На миг люди прекратили работу и посмотрели на падре Хосе; он отступил к склепу Лопесов, словно его появление было неуместным. Казалось, в этот ослепительный, жаркий день нигде не было и признаков горя. На крыше за кладбищем сидел гриф.
— Отец! — раздался чей-то голос.
Падре Хосе в знак протеста поднял руку, словно давая понять, что его здесь нет, что он ушел, что он далеко.
— Падре Хосе! — сказал старик.
Они жадно следили за ним. До того как он появился, они были полностью покорны судьбе, но сейчас заволновались, оживились… Он качал головой и пятился от них.

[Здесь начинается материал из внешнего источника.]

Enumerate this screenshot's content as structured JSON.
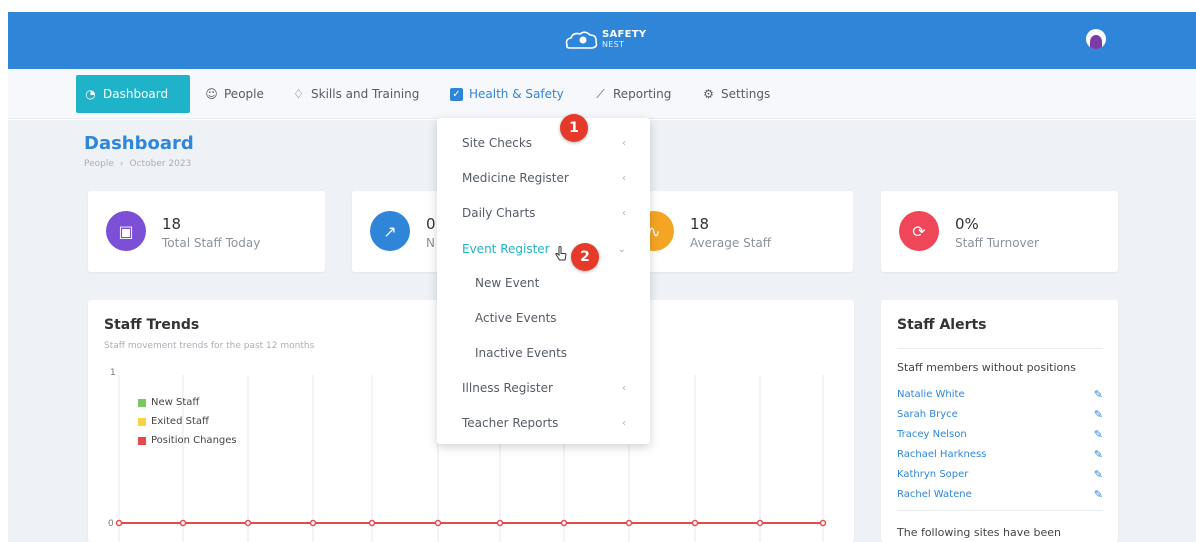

— Падре Хосе! — повторил старик. — Одну молитву!..
Они выжидающе улыбались ему. К человеческим смертям они давно привыкли, но сейчас среди могил им вдруг улыбнулось счастье: они могут похвастаться, что один член их семьи был предан земле с положенной молитвой.
— Это невозможно, — сказал падре Хосе.
— Вчера был день ее святой, — сказала женщина, словно это могло что-то изменить. — Ей пять лет.
Это была одна из тех болтливых женщин, которые показывают незнакомым фотографии своих детей. Но сейчас она могла показать только гробик.
— Простите меня, — сказал он.
Чтобы поближе подойти к падре Хосе, старик отодвинул гробик ногой; он был крошечный и легкий, казалось, в нем нет ничего, кроме костей.
— Поймите, — сказал старик, — нам не надо всего отпевания — хотя бы одну молитву! Она была безгрешной.
Это слово прозвучало в маленьком каменном царстве как что-то странное, архаичное, подобно склепу Лопесов, возможное только в этом месте.
— Это против закона.
— Ее звали Анита. Я болела, когда ждала ее, — говорила женщина, словно извиняясь, что ребенок родился слабым, и от этого всем вышло такое беспокойство.
— Закон…
Старик приложил палец к губам:
— Вы можете нам доверять. Только одну молитву! Я ее дед. Это ее мать, ее отец, ее дядя. Вы можете нам доверять.
Но то-то и беда, что он никому не мог доверять. Когда они вернутся домой, кто-нибудь из них обязательно похвастается. Все это время он отходил назад, отмахиваясь пухлой ладонью, мотая головой, и чуть не наткнулся на склеп Лопесов. Он был в страхе, но что-то вроде гордости подступило к его горлу: с ним вновь обращались как со священником, уважительно.